There is no need to go that far. Most people who care about this probably know that the bible as we see it now is a collection of this and that selected for support of the church. In addition, a lot of the NT, while written clearly enough makes no sense when taken logically and literally. But it's in parables! Yeah, no kidding. And for a finale, consider that English was not the language in which the Bible was written; which means that translators wrote the versions commonly available in the US and that since translators as a rule are well-acquainted with the rules of grammar, the result would be grammatical.
As for my views on origins, I fall back to a very simply philosophy: Everything begins with God, and as such, anything is possible.
Agreed. Which is why Hugh Ross's views must be flawed. And bump for a later read.
The problem with this is that the universe looked the same 6000 years ago as it does now. The planets were there, the stars were there just like now.
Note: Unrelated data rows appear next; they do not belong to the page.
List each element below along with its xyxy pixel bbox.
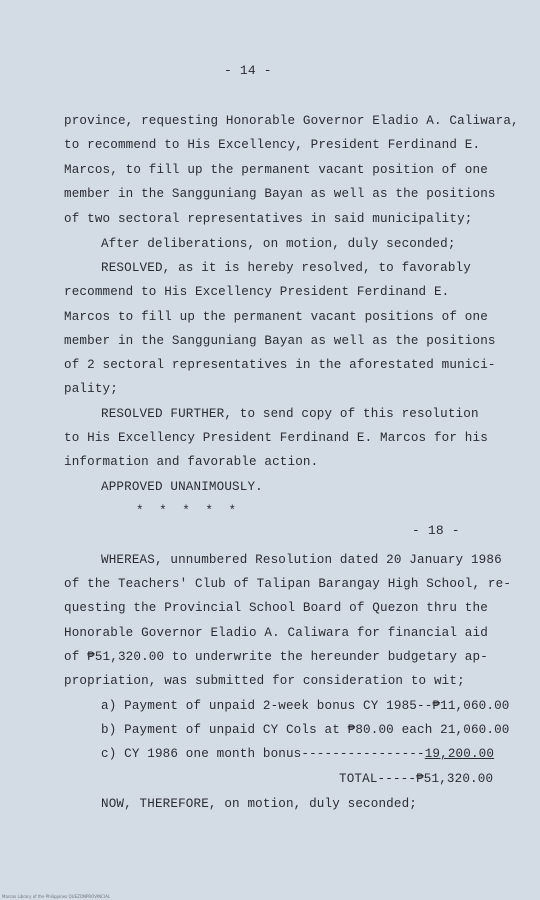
paragraph-5-line-2: of the Teachers' Club of Talipan Barangay High School, re- (64, 577, 512, 591)
budget-item-c-amount: 19,200.00 (424, 747, 495, 761)
section-number: - 18 - (412, 523, 460, 538)
paragraph-5-line-5: of ₱51,320.00 to underwrite the hereunder budgetary ap- (64, 650, 488, 664)
paragraph-6: NOW, THEREFORE, on motion, duly seconded; (101, 797, 418, 811)
paragraph-1-line-3: Marcos, to fill up the permanent vacant position of one (64, 163, 488, 177)
paragraph-5-line-3: questing the Provincial School Board of Quezon thru the (64, 601, 488, 615)
paragraph-4-line-1: RESOLVED FURTHER, to send copy of this resolution (101, 407, 479, 421)
archive-footer: Marcos Library of the Philippines QUEZONPROVINCIAL (2, 894, 111, 899)
approval-text: APPROVED UNANIMOUSLY. (101, 480, 263, 494)
paragraph-1-line-5: of two sectoral representatives in said municipality; (64, 212, 473, 226)
budget-item-a: a) Payment of unpaid 2-week bonus CY 1985--₱11,060.00 (101, 699, 510, 713)
separator-stars: * * * * * (136, 504, 241, 518)
paragraph-3-line-1: RESOLVED, as it is hereby resolved, to favorably (101, 261, 471, 275)
page-number: - 14 - (224, 63, 272, 78)
paragraph-3-line-5: of 2 sectoral representatives in the aforestated munici- (64, 358, 496, 372)
paragraph-1-line-2: to recommend to His Excellency, President Ferdinand E. (64, 138, 481, 152)
paragraph-3-line-3: Marcos to fill up the permanent vacant positions of one (64, 310, 488, 324)
paragraph-4-line-3: information and favorable action. (64, 455, 319, 469)
budget-item-c (101, 746, 494, 762)
paragraph-4-line-2: to His Excellency President Ferdinand E. Marcos for his (64, 431, 488, 445)
paragraph-1-line-4: member in the Sangguniang Bayan as well as the positions (64, 187, 496, 201)
paragraph-5-line-4: Honorable Governor Eladio A. Caliwara for financial aid (64, 626, 488, 640)
budget-item-b: b) Payment of unpaid CY Cols at ₱80.00 each 21,060.00 (101, 723, 510, 737)
paragraph-3-line-4: member in the Sangguniang Bayan as well as the positions (64, 334, 496, 348)
paragraph-1-line-1: province, requesting Honorable Governor Eladio A. Caliwara, (64, 114, 519, 128)
paragraph-3-line-6: pality; (64, 382, 118, 396)
paragraph-2: After deliberations, on motion, duly seconded; (101, 237, 456, 251)
total-line: TOTAL-----₱51,320.00 (339, 772, 494, 786)
paragraph-5-line-6: propriation, was submitted for consideration to wit; (64, 674, 465, 688)
paragraph-3-line-2: recommend to His Excellency President Ferdinand E. (64, 285, 450, 299)
paragraph-5-line-1: WHEREAS, unnumbered Resolution dated 20 January 1986 (101, 553, 502, 567)
budget-item-c-label: c) CY 1986 one month bonus---------------- (101, 747, 425, 761)
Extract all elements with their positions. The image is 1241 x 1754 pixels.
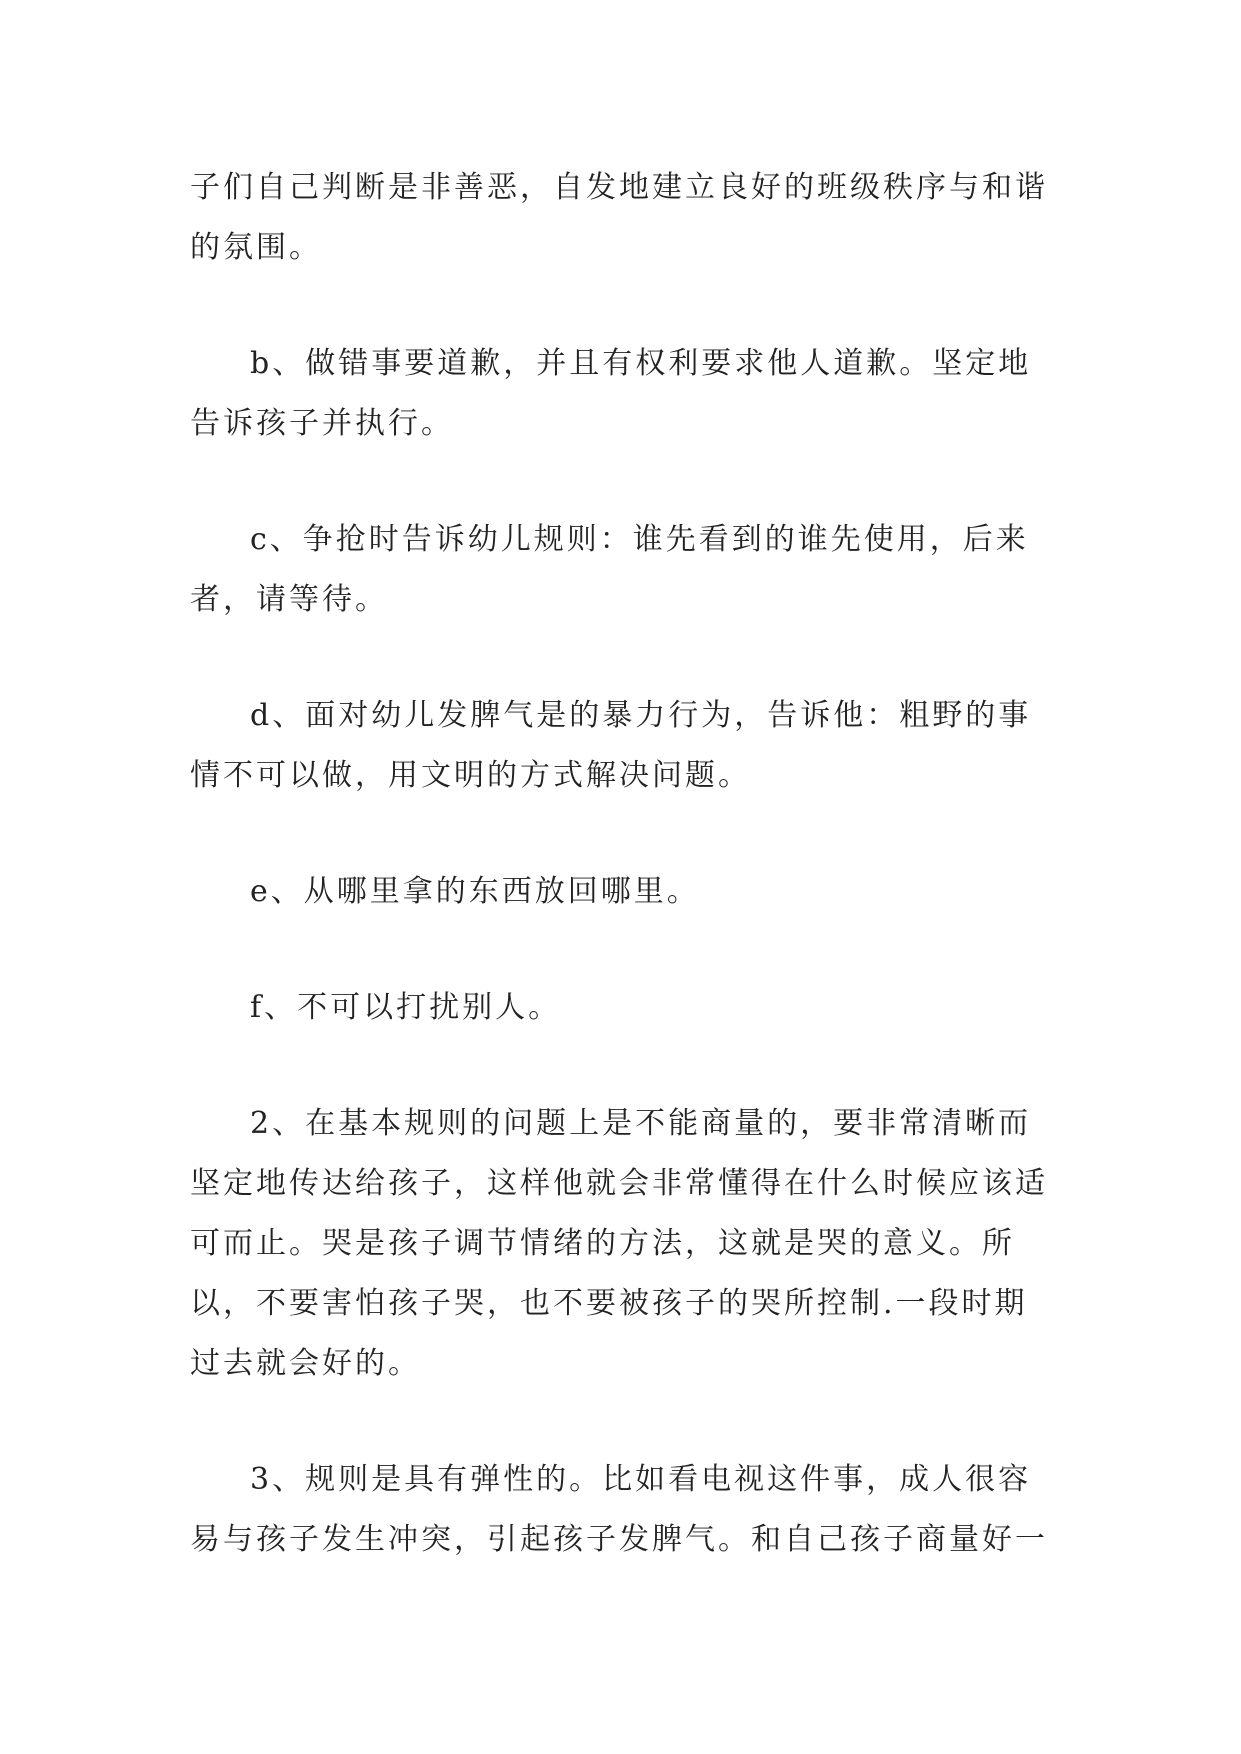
paragraph-f: f、不可以打扰别人。: [250, 990, 562, 1025]
paragraph-b: b、做错事要道歉，并且有权利要求他人道歉。坚定地告诉孩子并执行。: [190, 346, 1032, 441]
paragraph-continuation: 子们自己判断是非善恶，自发地建立良好的班级秩序与和谐的氛围。: [190, 170, 1048, 265]
paragraph-c: c、争抢时告诉幼儿规则：谁先看到的谁先使用，后来者，请等待。: [190, 522, 1029, 617]
paragraph-3: 3、规则是具有弹性的。比如看电视这件事，成人很容易与孩子发生冲突，引起孩子发脾气。和自己孩子商量好一: [190, 1462, 1048, 1557]
document-body: [190, 158, 1060, 1626]
paragraph-d: d、面对幼儿发脾气是的暴力行为，告诉他：粗野的事情不可以做，用文明的方式解决问题。: [190, 698, 1032, 793]
paragraph-2: 2、在基本规则的问题上是不能商量的，要非常清晰而坚定地传达给孩子，这样他就会非常懂得在什么时候应该适可而止。哭是孩子调节情绪的方法，这就是哭的意义。所以，不要害怕孩子哭，也不要被孩子的哭所控制.一段时期过去就会好的。: [190, 1106, 1048, 1381]
paragraph-e: e、从哪里拿的东西放回哪里。: [250, 874, 700, 909]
There are old records. China has records going back 5000 years. The Pharoahs based a lot of their cosmology 4000 and 5000 years ago on the appearance of the heavens, and their constellations still look the same as our constellations.
FWIW, I agree in my "take" that the solar system and stars look the same today as they did 6000 years ago. The sentence after the one you quoted says I see both statements are true and compatible due to the effect the expansion of the universe has on the perception of time depending on the observers point of view.
The next three paragraphs and links explain why I came to that conclusion - and the remaining narrative goes into more detail.